Once inside there are impressively decorated buildings all over the place. There is the Storehouse Hall, 5-Story Law Hall, Cafeteria Hall and the Great Teacher Hall a memorial to Sangwol Wongak, among many more. The cafeteria offers up three free meals a day with lunch starting at 11:30 and ending at 1:30. The simple meal is made up of rice, kimchi and soup and visitors are welcome to help in the upkeep of the temple by washing dishes, hoeing rice fields or preparing kimchi, as many of the women were doing the day we were there. Unfortunately, they aren’t set up for English visitors very well, so it would be best to take a Korean friend if you wish to volunteer. Even without translation assistance though, most people will probably understand what you want to do if you hold out your hands and try to sit down to help so feel free to partake.

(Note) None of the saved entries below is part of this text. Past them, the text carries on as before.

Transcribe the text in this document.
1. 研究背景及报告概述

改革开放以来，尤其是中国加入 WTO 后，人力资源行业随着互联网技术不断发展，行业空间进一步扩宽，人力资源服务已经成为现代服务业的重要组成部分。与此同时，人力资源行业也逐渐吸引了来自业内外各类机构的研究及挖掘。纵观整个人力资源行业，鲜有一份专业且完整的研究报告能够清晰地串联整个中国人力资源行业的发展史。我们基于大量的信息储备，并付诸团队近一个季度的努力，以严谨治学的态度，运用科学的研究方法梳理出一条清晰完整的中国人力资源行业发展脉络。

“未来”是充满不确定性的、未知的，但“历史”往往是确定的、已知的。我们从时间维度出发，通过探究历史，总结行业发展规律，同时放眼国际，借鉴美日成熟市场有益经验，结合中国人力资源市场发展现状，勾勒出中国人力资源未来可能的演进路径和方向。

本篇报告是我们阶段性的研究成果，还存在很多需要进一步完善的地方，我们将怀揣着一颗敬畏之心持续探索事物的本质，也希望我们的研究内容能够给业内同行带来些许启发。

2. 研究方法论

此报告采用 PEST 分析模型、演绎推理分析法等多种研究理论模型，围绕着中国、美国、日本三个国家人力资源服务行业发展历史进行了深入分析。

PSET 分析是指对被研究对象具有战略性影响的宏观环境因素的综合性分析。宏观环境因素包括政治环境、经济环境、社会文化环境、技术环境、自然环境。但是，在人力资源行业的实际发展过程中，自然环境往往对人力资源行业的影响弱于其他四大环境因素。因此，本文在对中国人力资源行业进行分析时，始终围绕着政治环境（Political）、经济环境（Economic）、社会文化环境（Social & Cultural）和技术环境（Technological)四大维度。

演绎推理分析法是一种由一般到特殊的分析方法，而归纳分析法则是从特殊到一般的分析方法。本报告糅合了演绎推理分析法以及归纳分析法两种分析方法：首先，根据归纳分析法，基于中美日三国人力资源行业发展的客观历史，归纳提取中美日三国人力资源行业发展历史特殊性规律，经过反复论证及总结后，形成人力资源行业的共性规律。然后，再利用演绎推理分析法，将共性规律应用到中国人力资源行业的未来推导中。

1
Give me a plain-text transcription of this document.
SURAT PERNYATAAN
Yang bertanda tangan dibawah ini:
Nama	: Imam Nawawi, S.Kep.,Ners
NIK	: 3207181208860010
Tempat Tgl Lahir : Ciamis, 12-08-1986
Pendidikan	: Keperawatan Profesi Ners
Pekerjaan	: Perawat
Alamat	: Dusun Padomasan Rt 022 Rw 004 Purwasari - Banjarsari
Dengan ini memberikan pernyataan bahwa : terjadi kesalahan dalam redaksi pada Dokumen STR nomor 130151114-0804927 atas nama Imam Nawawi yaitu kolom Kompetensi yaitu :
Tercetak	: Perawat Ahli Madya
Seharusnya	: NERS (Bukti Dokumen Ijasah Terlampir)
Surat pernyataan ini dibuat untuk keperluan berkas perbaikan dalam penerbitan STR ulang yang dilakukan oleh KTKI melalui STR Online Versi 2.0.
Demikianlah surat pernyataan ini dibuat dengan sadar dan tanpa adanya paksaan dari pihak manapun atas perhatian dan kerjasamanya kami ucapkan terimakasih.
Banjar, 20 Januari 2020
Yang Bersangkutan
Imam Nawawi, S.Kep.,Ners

While so many of the temples in Korea can seem monotonous at times to the untrained eye with the same basic color scheme, architecture and symbols, this temple truly stands out with its sheer height.
The temple is built sloping up the mountain so that is requires a true hike in order to actually see the whole temple. Most temples require a hike to them, but then the temple itself is all at one elevation. This is one unique aspect of this grandiose temple.
The Cheontae Doctrine holds the Lotus Sutra of Buddhists teachings in highest esteem. They believe that all things are empty and without essential reality, that all things have a provisional reality, and that all things are absolutely unreal and provisionally real both at once. One of the most interesting parts of this temple, aside from the way it is built going up up up into the mountains rather than all at the same height and platform, are the rather horrific paintings. Most temples in Korea that I’ve been to seem to showcase calming artistic works. While they may have a hidden truth or explain some gruesome reality, they never look it, however at Guinsa, the paintings hid nothing.
If you’ll be headed to the area and want to know where to stay, check out the Yeongju Hotel for some comfortable accommodation or the Ecopia Pension to get more of an outdoorsy adventure while you’re in the area.
충천북도 단양군 영춘면 백자리 132-1
132-1 Baekja-ri Yungchoon-myeon Danyang-gun Chungcheongbuk-do, Korea
To get to Danyang two train lines are available from Cheongnyangni station. There are the Mugunghwa services which run every hour or two and take about 3 hours and 15 minutes and two Saemaeul expresses daily that shave off thirty minutes and take 2 hours and 45 minutes. There are also buses available from Express Bus Terminal or Dong Seoul Bus Terminal. While in Danyang another site to see would be the Gosu Caves if there’s time.